Tue Apr 20 04:51:36 PDT 2010

Well, after your good advices I could get a bit further in my grammar.

Now I have a general question and a specific one about tree grammars.

I would like to attempt a kind of mild simplification of an arithmetic and
boolean expression.

I see that a lot of interesting work can be done with a replace grammar like
the following:

s   :	^(UMINUS r=NUMBER) { shc = true; }
		-> NUMBER[num($r).negate().toString()]
    |	^(NOT FALSE) { shc = true; }
		-> TRUE		
    |	^(NOT TRUE) { shc = true; }
		-> FALSE	
    |	^(PLUS l=NUMBER r=NUMBER) { shc = true; } 
		-> NUMBER[num($l).add(num($r)).toString()]
    |	^(PLUS l=NUMBER {num($l) == BigDecimal.ZERO}? r1=.) { shc = true; }
		-> $r1
    |	^(PLUS l1=. r=NUMBER {num($r) == BigDecimal.ZERO}?) { shc = true; }
		-> $l1
...

Where 'shc' stands for "Something Has Changed" and is going to be used to
decide if a further execution of the simplifier grammar is or isn't
required. num(CommonTree) is a shorthand for "new
BigDecimal(node.getText())".

The general question is: is there a simply way to simplify things like:

	1 + a + 2

?

Of course I get something like (PLUS (PLUS NUMBER IDENT) NUMBER) and I see
it could be simplified as (PLUS (PLUS NUMBER NUMBER) IDENT). I may guess
some that constructs to obtain this are possible, but they seems to me to
increase the complexity of the grammar a lot and I don't know if I'm going
to swim in too deep waters. I mean, is this the way compilers do simplifies
expression, or instead there is something well-unknown to my knowledge? Any
acronym to spare?

The specific question is: the above (piece of) tree grammar needs to compile
with backtrack=true, which I don't like. I'm going to re-create a LLR
grammar doing the same. I see it mimes a lot the parsing grammar I used to
generate the source tree, but with a lot more cases in rules.

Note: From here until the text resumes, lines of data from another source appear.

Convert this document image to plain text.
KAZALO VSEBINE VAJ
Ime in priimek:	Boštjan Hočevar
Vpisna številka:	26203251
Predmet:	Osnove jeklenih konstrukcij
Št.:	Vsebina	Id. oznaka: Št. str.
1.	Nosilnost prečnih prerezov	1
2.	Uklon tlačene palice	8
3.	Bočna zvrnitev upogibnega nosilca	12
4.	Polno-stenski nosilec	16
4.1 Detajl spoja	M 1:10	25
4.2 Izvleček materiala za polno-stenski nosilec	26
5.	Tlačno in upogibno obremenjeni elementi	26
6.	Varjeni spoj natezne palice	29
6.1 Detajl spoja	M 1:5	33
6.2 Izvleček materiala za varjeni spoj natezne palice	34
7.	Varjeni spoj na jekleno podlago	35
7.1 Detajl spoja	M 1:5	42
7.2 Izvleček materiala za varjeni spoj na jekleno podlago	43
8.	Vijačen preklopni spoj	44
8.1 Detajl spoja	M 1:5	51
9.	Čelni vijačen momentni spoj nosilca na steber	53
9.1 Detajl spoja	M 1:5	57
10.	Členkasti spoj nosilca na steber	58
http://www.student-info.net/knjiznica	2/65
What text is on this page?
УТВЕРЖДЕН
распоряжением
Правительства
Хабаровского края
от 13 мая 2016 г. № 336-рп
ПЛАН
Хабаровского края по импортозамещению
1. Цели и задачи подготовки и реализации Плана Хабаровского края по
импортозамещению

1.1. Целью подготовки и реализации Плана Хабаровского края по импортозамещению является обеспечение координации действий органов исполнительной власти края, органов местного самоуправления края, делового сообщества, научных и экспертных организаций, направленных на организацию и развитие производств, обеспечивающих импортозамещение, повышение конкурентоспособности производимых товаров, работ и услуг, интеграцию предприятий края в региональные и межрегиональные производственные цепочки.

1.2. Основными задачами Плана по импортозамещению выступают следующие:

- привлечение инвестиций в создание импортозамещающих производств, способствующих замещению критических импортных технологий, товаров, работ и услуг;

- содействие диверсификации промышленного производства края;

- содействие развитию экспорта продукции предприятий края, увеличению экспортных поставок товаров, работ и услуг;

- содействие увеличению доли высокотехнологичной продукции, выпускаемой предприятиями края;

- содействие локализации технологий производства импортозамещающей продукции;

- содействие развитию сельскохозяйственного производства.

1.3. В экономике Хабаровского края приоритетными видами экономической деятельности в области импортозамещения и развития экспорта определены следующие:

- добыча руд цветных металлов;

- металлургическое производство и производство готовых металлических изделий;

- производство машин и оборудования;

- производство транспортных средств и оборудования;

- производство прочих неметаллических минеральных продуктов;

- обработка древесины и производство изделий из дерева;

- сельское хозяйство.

This sounds
fine to me, but then I'm still getting some problem:

protected
conditionalOrExpression
    :	OR FALSE r=conditionalOrExpression	{shc=true;}	-> $r
    |	OR TRUE conditionalOrExpression		{shc=true;}	-> TRUE
    |	OR l=conditionalAndExpression r=conditionalOrRightSide[$l.tree] ->
$r
    |	conditionalAndExpression
    ;

protected
conditionalOrRightSide [CommonTree l]
    :	FALSE			{shc=true;}	-> $l
    |	TRUE			{shc=true;}	-> TRUE
    |	r=conditionalOrExpression		-> OR $l $r
    ;

conditionalOrExpression2 rises the error "(137): reference to undefined
label in rewrite rule: $l", which is the same I got in the parsing grammar
and which was circumvented by adopting a different notation (thanks to
John).

I have ANTLR 3.2. Is it a bug or am I the bug?

Regards,

Giampaolo